Dunque, la soluzione adottata dalla Corte di cassazione nella sentenza in oggetto appare del tutto condivisibile nella misura in cui chiarisce che, sulla scorta della cornice normativa delineata dal Testo unico in materia di sicurezza sul lavoro, le attività di valutazione del rischio connesso alle malattie trasmissibili a causa del Covid-19 ricadono sempre nella sfera di responsabilità del datore di lavoro. Si è visto, infatti, come le condotte omesse nella fattispecie – cioè quelle di valutazione di tutti rischi per la salute e la sicurezza e di designazione del responsabile del servizio di prevenzione e protezione dai rischi – costituiscono adempimenti di esclusiva pertinenza del datore di lavoro, e pertanto non delegabili.

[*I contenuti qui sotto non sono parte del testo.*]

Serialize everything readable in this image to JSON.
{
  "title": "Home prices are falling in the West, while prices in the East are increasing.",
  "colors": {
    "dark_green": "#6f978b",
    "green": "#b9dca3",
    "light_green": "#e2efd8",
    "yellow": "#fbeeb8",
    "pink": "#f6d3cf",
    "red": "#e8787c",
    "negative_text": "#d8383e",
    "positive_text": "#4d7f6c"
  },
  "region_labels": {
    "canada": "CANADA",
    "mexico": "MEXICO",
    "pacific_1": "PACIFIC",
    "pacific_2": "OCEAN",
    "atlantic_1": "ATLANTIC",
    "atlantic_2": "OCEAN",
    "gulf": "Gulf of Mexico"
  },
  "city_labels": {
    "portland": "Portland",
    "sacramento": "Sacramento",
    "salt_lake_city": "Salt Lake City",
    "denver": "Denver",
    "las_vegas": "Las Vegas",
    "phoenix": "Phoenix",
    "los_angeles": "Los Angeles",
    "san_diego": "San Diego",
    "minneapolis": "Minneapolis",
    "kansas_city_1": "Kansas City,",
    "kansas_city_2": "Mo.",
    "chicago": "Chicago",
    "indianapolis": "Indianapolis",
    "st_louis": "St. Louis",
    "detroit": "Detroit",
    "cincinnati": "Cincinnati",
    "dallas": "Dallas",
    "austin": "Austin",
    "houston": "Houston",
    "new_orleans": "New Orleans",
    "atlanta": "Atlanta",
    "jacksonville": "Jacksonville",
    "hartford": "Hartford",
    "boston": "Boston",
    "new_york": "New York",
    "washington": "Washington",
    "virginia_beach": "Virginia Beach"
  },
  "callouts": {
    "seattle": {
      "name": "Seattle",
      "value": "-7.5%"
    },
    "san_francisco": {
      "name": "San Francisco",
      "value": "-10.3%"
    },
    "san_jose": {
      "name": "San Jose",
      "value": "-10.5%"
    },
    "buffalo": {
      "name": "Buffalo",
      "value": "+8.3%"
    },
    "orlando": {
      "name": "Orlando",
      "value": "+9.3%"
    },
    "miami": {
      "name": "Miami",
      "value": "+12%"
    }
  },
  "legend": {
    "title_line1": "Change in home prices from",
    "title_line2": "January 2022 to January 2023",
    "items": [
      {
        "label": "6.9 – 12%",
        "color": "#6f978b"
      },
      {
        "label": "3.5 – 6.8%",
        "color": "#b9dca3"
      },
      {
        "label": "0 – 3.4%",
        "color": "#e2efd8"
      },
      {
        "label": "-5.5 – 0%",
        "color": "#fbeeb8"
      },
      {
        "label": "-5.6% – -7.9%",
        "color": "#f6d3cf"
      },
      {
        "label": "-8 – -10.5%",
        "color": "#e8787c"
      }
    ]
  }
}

Insomma, la responsabilità penale diretta del datore di lavoro per l'inosservanza delle norme dettate in materia di prevenzione degli infortuni sul lavoro non è esclusa ex sé per il solo fatto che egli possa investire un proprio dipendente di una delega di funzioni parziale, che non determini l'attribuzione di poteri decisionali e di spesa con riguardo all'intera struttura organizzativa.

Riferimenti
  • Aldrovandi, la delega di funzioni nella sicurezza sul lavoro: riflessioni alla luce del d.lgs. 9 aprile 2008, n. 81, in Bellantoni-Vigoni (a cura di), Studi in onore di Mario Pisani, III, Piacenza, 2010;
  • D'Altilia L., Il rischio penale nei rapporti di lavoro, Milano, 2015, 12 ss.;
  • Deidda, Sicurezza sul lavoro (tutela penale della), Enc. dir., X, 2017, 881 ss.;
  • Zoppoli-Pascucci-Natullo (a cura di), Le nuove regole per la salute e la sicurezza dei lavoratori. Commentario al D.lgs. 9 aprile 2008, n. 81. Aggiornato al d.lgs. 3 agosto 2009, n. 106, Milano, 2010.